O país viu na semana passada uma onda de mensagens de protestos de federações, associações e outras entidades ligadas ao setor agrícola contra a suspensão de parte do financiamento com subsídios federais do Plano Safra. Na sequência, o governo prometeu R$ 4,1 bilhões por meio de medida provisória.
As baterias das entidades estavam voltadas para o governo. Por lapso, ou de propósito, essas entidades esqueceram que elas têm duas centenas de deputados e de senadores que as representam no Congresso e que, também por acaso ou de propósito, eles não mediram a extensão da não aprovação do Orçamento sobre a atividade agropecuária, o núcleo de seus eleitores.
A manifestação dos políticos sobre o episódio é que o governo não está se esforçando para negociar. Na avaliação deles, talvez devesse haver uma flexibilização maior nas emendas parlamentares.
O governo não ajuda e abre brechas para esses atritos. Luiz Inácio Lula da Silva (PT) não entendeu que boa parte das mudanças de governos no mundo recentemente é por causa da inflação, mas não adianta tentar impor barreiras ao trânsito de produtos ou brigar com o preço do milho, da soja ou do ovo.
Até este último se tornou uma commodity com transação internacional atraente para o Brasil. No momento em que países como os EUA aumentam as importações dessa proteína, os preços mundiais melhoram.
Se o governo quer uma política de defesa do consumidor de menor renda, tem de incrementar programas de produção de alimentos básicos que funcionem. Não adianta dar apenas crédito. É preciso gerar meios de produção e de comercialização em grupo, uma vez que a produção de cada um é limitada, cara e resulta em pouca renda.
O jogo de políticos sobre a agropecuária não é prioridade apenas do Brasil. A lei que regulamenta a agropecuária nos EUA, a Farm Bill, é votada a cada cinco anos. Por divergências entre republicanos e democratas, ainda está em vigor a de 2018. A atual caducou, mas já foram feitas duas extensões de validade pelo Congresso. Sem a extensão, o Congresso sabe que vários programas, entre os quais os de seguro de safra, de conservação e de assistência alimentar, seriam interrompidos porque o governo ficaria sem recursos. Não se pensou nisso no Brasil.

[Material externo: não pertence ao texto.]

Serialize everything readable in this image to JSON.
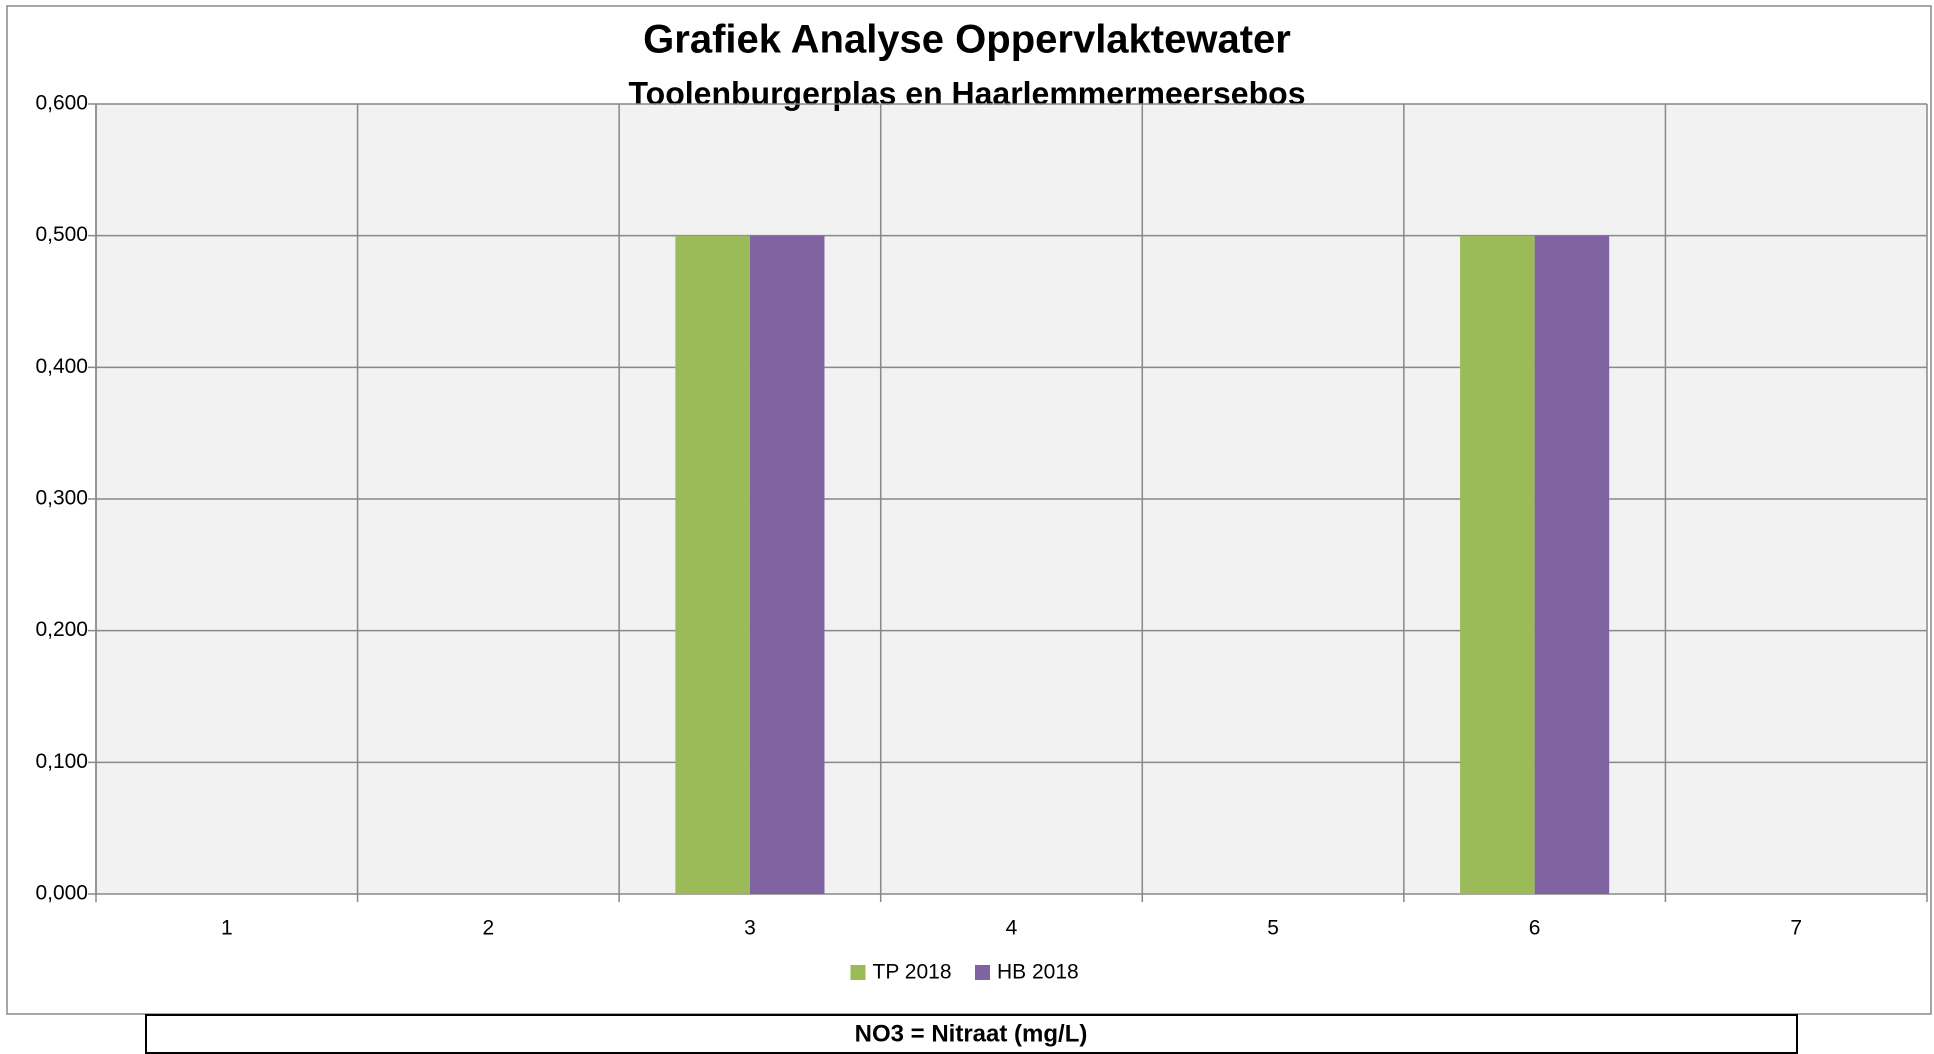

A maioria das políticas agrícolas dos países produtores vem de décadas. Elas devem focar agora a crise climática acelerada, efeitos trazidos pela pandemia, necessidade de uma agricultura regenerativa e a maior preocupação com a possibilidade de insegurança alimentar. Esse deveria ser o foco mais atento de políticos e de governos.
A cegueira é tanta que a sombra de Donald Trump, Elon Musk, demitiu cientistas, pesquisadores e funcionários ligados a um departamento do governo que tenta estancar a sangria que a gripe aviária vem provocando no país.
Muito conhecedor de chips, com certeza ele não tinha informação sobre os efeitos nefastos da doença. Já são 163 milhões de aves mortas pela gripe aviária nos Estados Unidos, o que levou o país à inflação dos ovos e à necessidade de maior importação dessa proteína.
A Europa também não está isenta de novos ares na política agrícola, principalmente com o avanço da extrema direita na Alemanha. Assim como Trump, parte dos europeus quer a economia mais fechada, o que dificulta a transação de produtos e pode encarecer a alimentação.